Trauer und nicht Antisemitismus

Vor Gericht sagte der Täter aus, was er getan habe, sei eine »Dummheit« gewesen, habe aber nichts mit Antisemitismus zu tun. Er sei betrunken gewesen. Seine eigene Erinnerung an den Vorfall beschrieb er vor Gericht so: »Als ich in die Straßenbahn stieg, zählte ich die Toten im Gazastreifen. Ich habe in der Straßenbahn laut mit mir selbst gesprochen. Ich verstand nicht, warum er mich so ansah, als ich über die Toten in Palästina sprach. Also fragte ich ihn, ob ihm die Sache Sorgen mache und ob er Jude sei.

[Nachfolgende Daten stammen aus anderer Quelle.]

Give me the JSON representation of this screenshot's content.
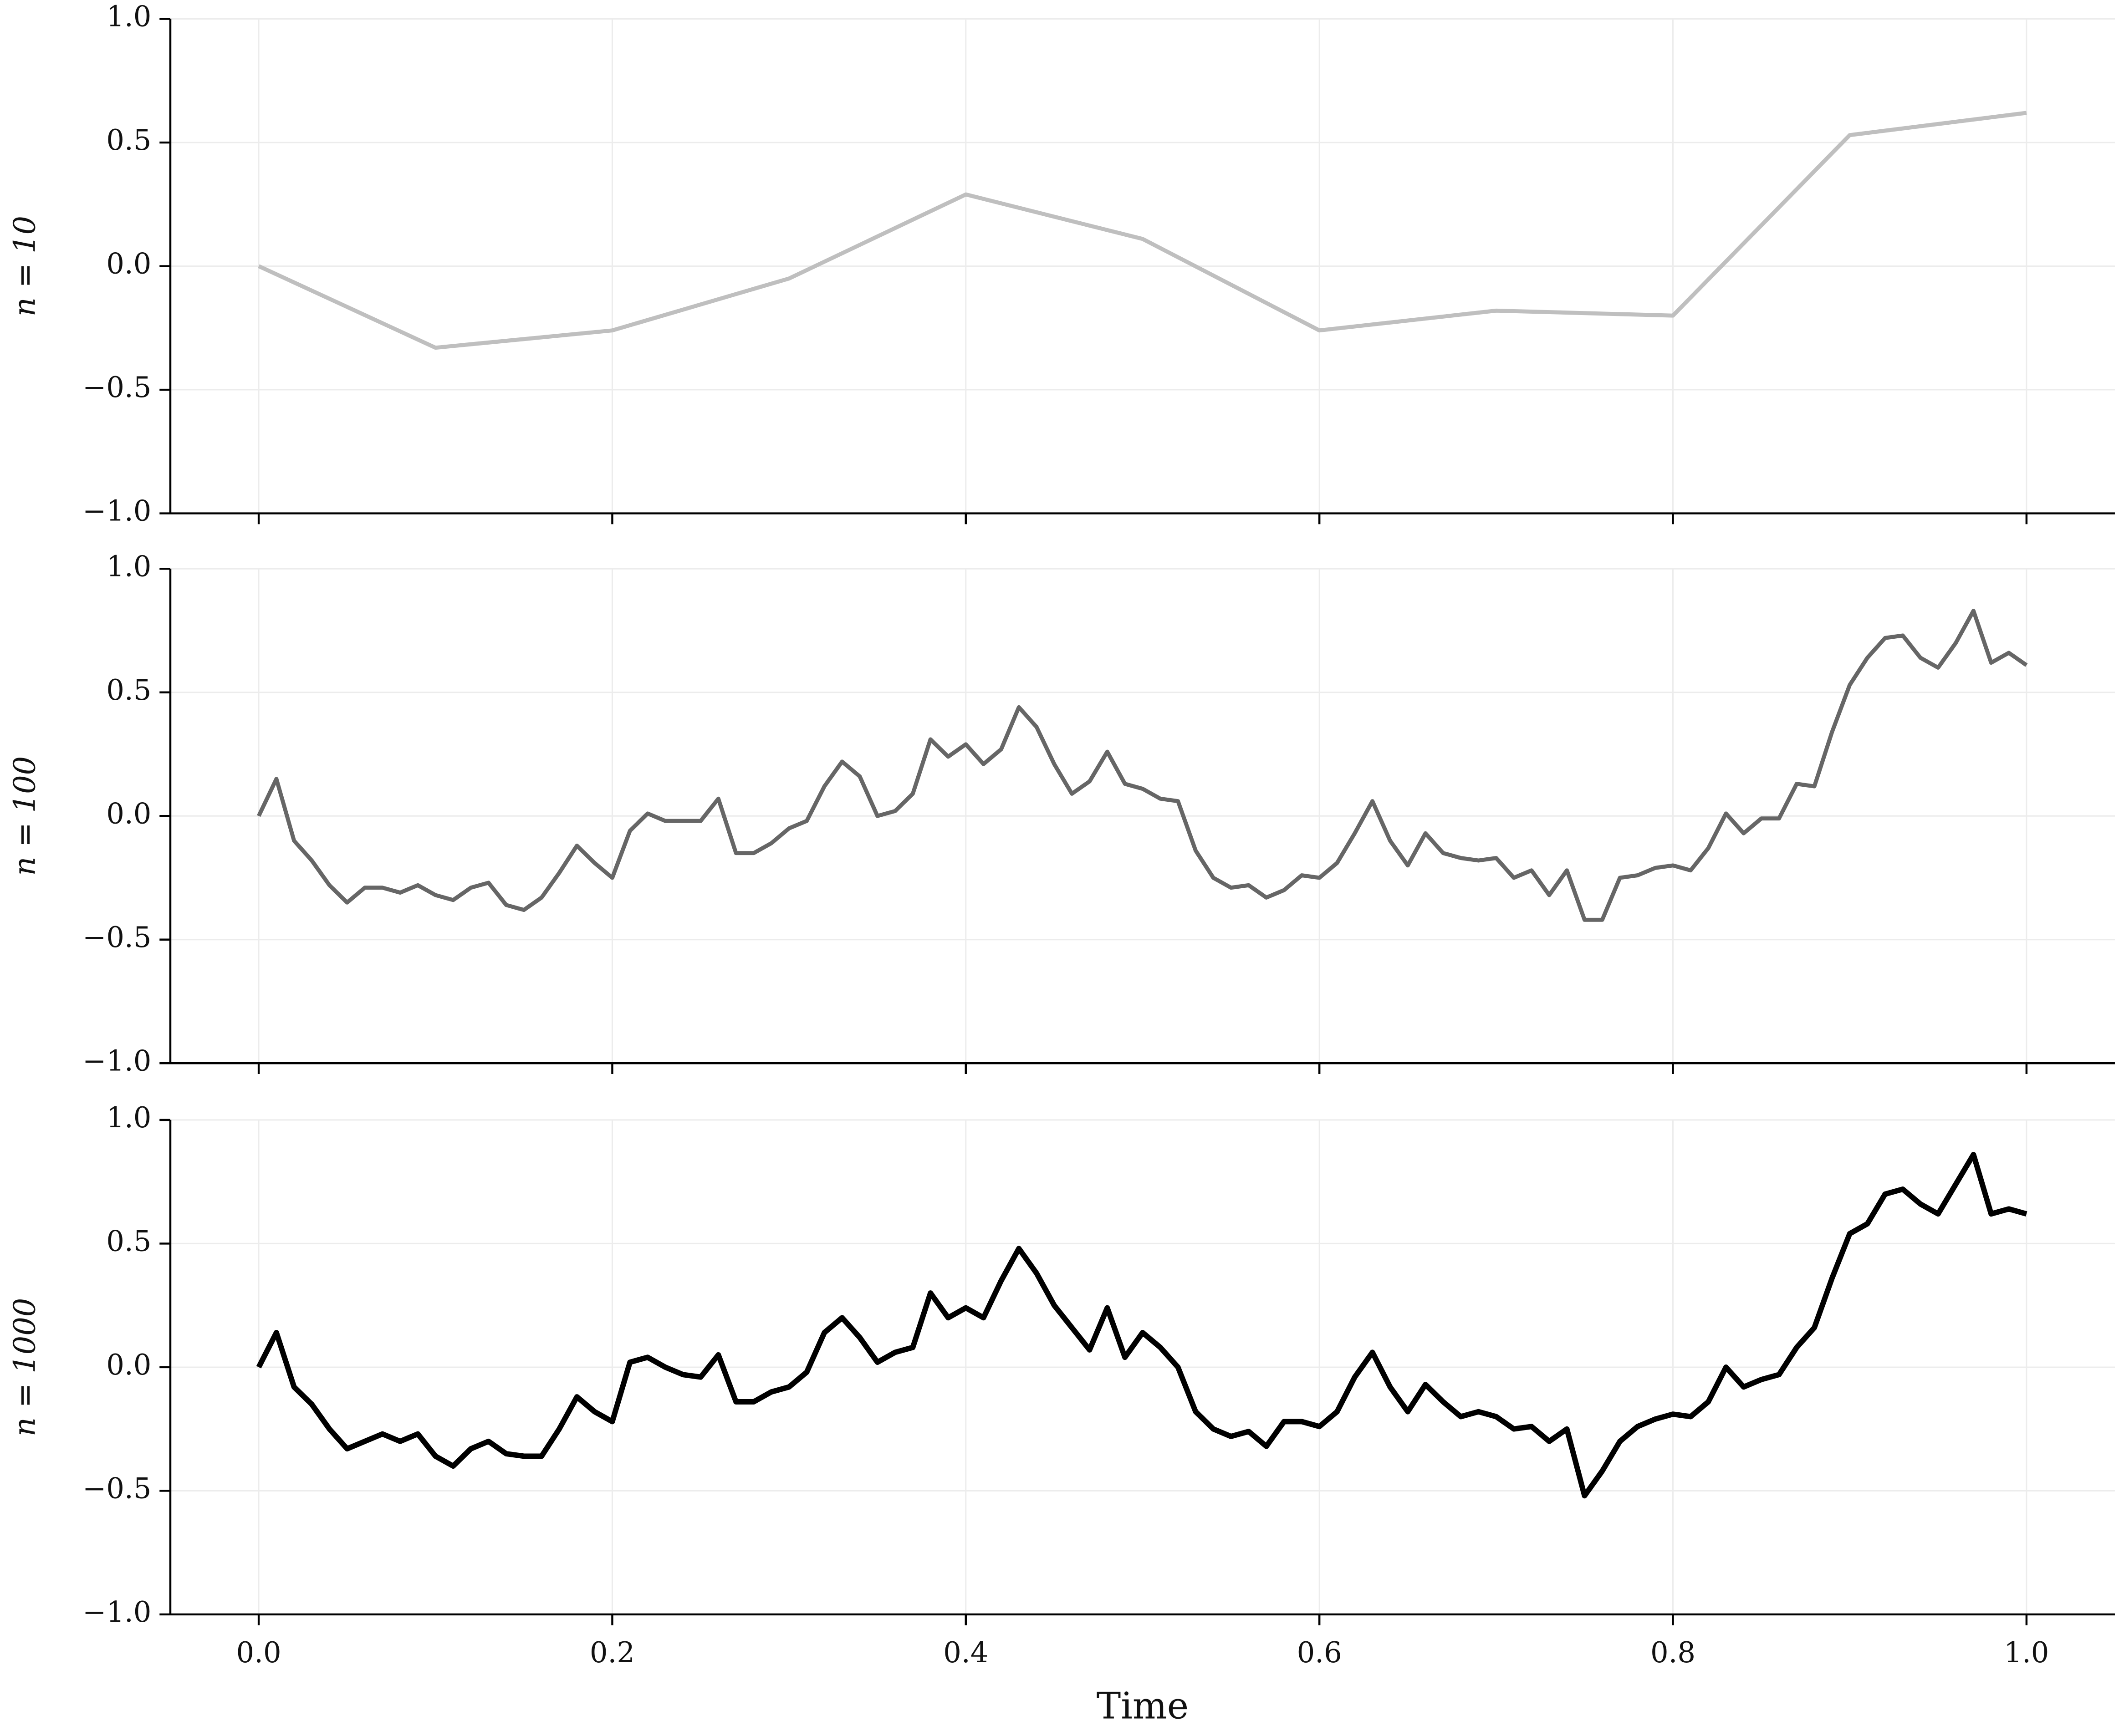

Aber daran ist nichts Antisemitisches.«

Der Journalistt von Le Point schildert Halims Erscheinung vor Gericht: »Der Mann, ein arbeitsloser, behinderter Arbeiter, trägt vor seinen Richtern ein rotes ›Ibiza‹-T-Shirt anstelle der Djellaba [traditionelles Kleidungsstück im Maghreb; Anm. Mena-Watch], die er am Tag des Angriffs trug und welche die Polizei bei ihm zu Hause voller Müll fand. ›Das liegt daran, dass ich am Vortag gefeiert habe‹, murmelt der Angeklagte. ›Ah, gut. Vorhin haben Sie uns gesagt, dass es an Ihrer Verzweiflung lag …‹, wundert sich die Präsidentin Marie-Josèphe Roblez. ›Ja, ich hatte meine Tante verloren.‹«

Im Zeugenstand wies der Täter den antisemitischen Charakter des Angriffs zurück, den er im Übrigen einräumte: »Ich war nicht in meinem normalen Zustand, ich war alkoholisiert, ich habe das in Bezug auf den aktuellen Kontext in Gaza gesagt«. Er gab zu, unter Alkohol- und Drogenabhängigkeit zu leiden. »Mein Mandant hat keine Freunde, nur Straßen- oder Barbekanntschaften«, argumentierte seine Anwältin Cécile Sauvage. »Er ist so isoliert, dass sein Leben aus sozialen Netzwerken besteht.« 

Beeinflussung durch Social-Media

Die Verteidigerin zeichnete das Porträt eines leicht zu beeinflussenden Mannes, der die meiste Zeit auf der Social-Media-Plattform TikTok verbringt, »wo ihm seine Umgebung jeden Morgen Videos über den israelisch-palästinensischen Konflikt schickt. … Er hatte diese dumme Reaktion. Das Erste, das er mir sagte, war, dass er nicht wusste, warum er sich so verhalten hat.«

Das Gericht folgte mit seinem Urteil dem Plädoyer des Staatsanwalts. Er argumentierte, dass »die Juden Frankreichs nicht mit Ereignissen in Verbindung gebracht werden sollten, die viertausend Kilometer von hier entfernt stattfinden, man darf nicht alles miteinander verwechseln.«

Montpelliers sozialistischer Bürgermeister Michaël Delafosse begrüßte das Urteil auf dem Kurznachrichtendienst X. »Es sei Gerechtigkeit« geübt worden. Die Strafe, erläuterte er, sei »verbunden mit der Verpflichtung zur Behandlung seines Alkohol- und Betäubungsmittelkonsums, zur Absolvierung einer Ausbildung und eines Staatsbürgerschaftskurses. Außerdem wurde er zur Zahlung von 2.935 Euro Schadenersatz an das Opfer und 2.400 Euro an die verschiedenen Zivilparteien verurteilt.«

Vor zwei Monaten hatte der Bürgermeister Schlagzeilen gemacht, als er anordnete, abends die Beleuchtung des Rathauses auszuschalten, um an die »Tragödie der toten Kinder, der Zivilisten von Rafah« zu erinnern.